王はチェルニ男爵領の州都にある、小さな教会の前で馬を停めた。
王以外のすべての者が、馬ですらも、ゼイゼイ言う中
公爵家の娘を抱きかかえたまま、教会のドアを蹴って中に入る王。
その騒動に、窓から怪訝そうに顔を出した神官は
多くの兵と馬、王の旗と領主の姿に驚愕し
転げるように講堂へと入ってくる。
「これから、そなたと結婚する。」
公爵家の娘への王の言葉に、一番慌てたのが神官であった。
「おおおおおお待ちになってください!
わたくしめは、ほんの末席の神職。
国王さまの結婚を見届ける地位にございません。
すぐに首都から大神官さまをお呼びして・・・」
「ここがどこだろうと、そなたが誰であろうと構わぬ。
わしの結婚はわしが決める!」
奇しくもその言葉は、南国の娘にプロポーズした言葉と同じであった。
王もそれに気付き、わしも変わらんな、と少し苦笑した。
抱きかかえられたまま、唖然とする公爵家の娘に王が言う。
「そなたは、わし以外の者と結婚する気であったのだろう?
そんな女に “契約” をせずして、ただ待つような
愚かな男ではないぞ、わしは。」
こう言われると、公爵家の娘には返す言葉もない。
大人しく王に従うしかなかった。
国の北西の端っこの、山あいの小さな街の小さな教会で
緊張で祈りの言葉も忘れそうになる、今にも気絶しそうな神官の前で
王は公爵家の娘に、膝を付き右手を胸にあてる。
「東国の王の名において、そなたの願いはすべて叶えよう。
どうか、わしと結婚をしてほしい。
もう二度とわしの側を離れないでくれ。
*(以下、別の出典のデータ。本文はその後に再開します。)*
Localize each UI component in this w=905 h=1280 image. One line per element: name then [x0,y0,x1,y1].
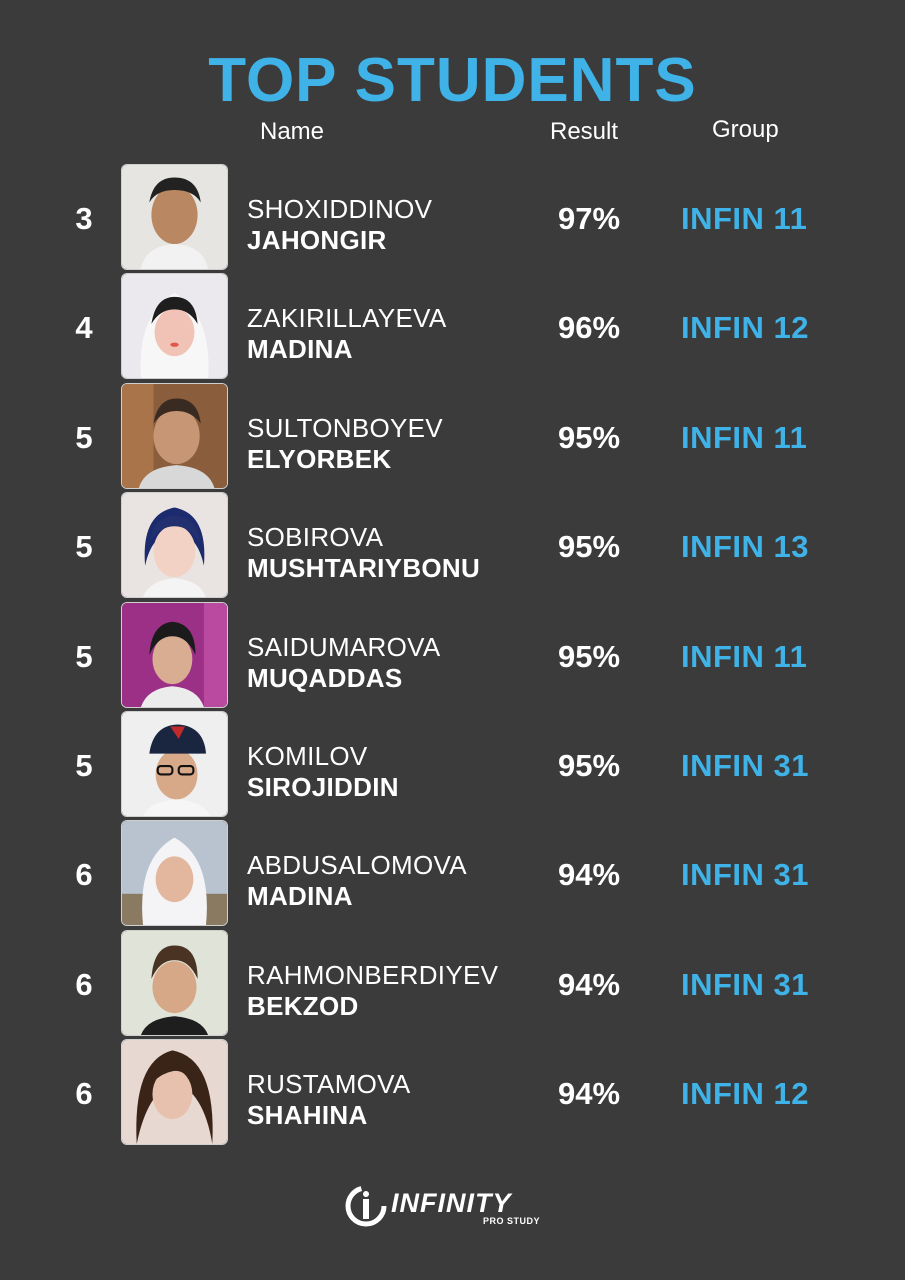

」
公爵家の娘は、お辞儀をした。
「謹んでお受けいたします。」
見守るのは、チェルニ男爵と兵たち。
高価な服装ではあったが、“王の結婚式” には
不釣合いな地味な出で立ちのふたり。
指輪も用意していなかったが
このふたりに、そのような “印” は必要はなかった。
式が終わって外に出ると、噂を聞きつけた街の人々が集まって来ていた。
「ここにいる、そななたち全員が証人だ!
わしらは互いに互いを待たせ、ようやくここに結ばれた。
さあ、皆の者よ、祝ってくれ!」
王妃の死後、公爵家の娘を待ち続けた王の再婚を、喜ばない者はいなかった。
祝福の言葉が歓声になって飛び交った。
チェルニ男爵の息子夫婦やその子らも、式には間に合わなかったが
取るものも取りあえず駆けつけて、祝福の辞を述べた。
初めての “貴人” の存在に、緊張してつっかえながら。
その夜は、近隣の領主も駆けつけて
街のいたるところで一晩中、盛大な宴が催された。
後日、“王のご乱心” の話が国中を駆け巡った。
その恋の激情に人々は酔いしれ、東国のロマンス劇の定番となる。
王と公爵家の娘が式を挙げた教会は、観光名所となり
その日は祝日となった。
想像以上の王の勝手な大暴走に、渋い顔の大臣たちも
国民の熱狂的な支持に許すしかなく
首都の大神官長も、正式な式典の約束の取り付けで諦めるしかなかった。
すべては、王の作戦勝ちであった。
が、そのヤリ手の王も、公爵家の娘には敵わない。
「わしに、これも待てと申すのか!」
初夜の拒否に対するこの脅しも、倍返しをされる。
「あたくしが何年待ったのか、お忘れですの?」
王は、またしても公爵家の娘からおあずけをくらい
二日酔いの兵士を引き連れて
見送る我が妃を振り返りながら、フラフラと首都へと帰って行った。
公爵家の娘は、これから2年間
州都のチェルニ男爵の城に滞在する事になる。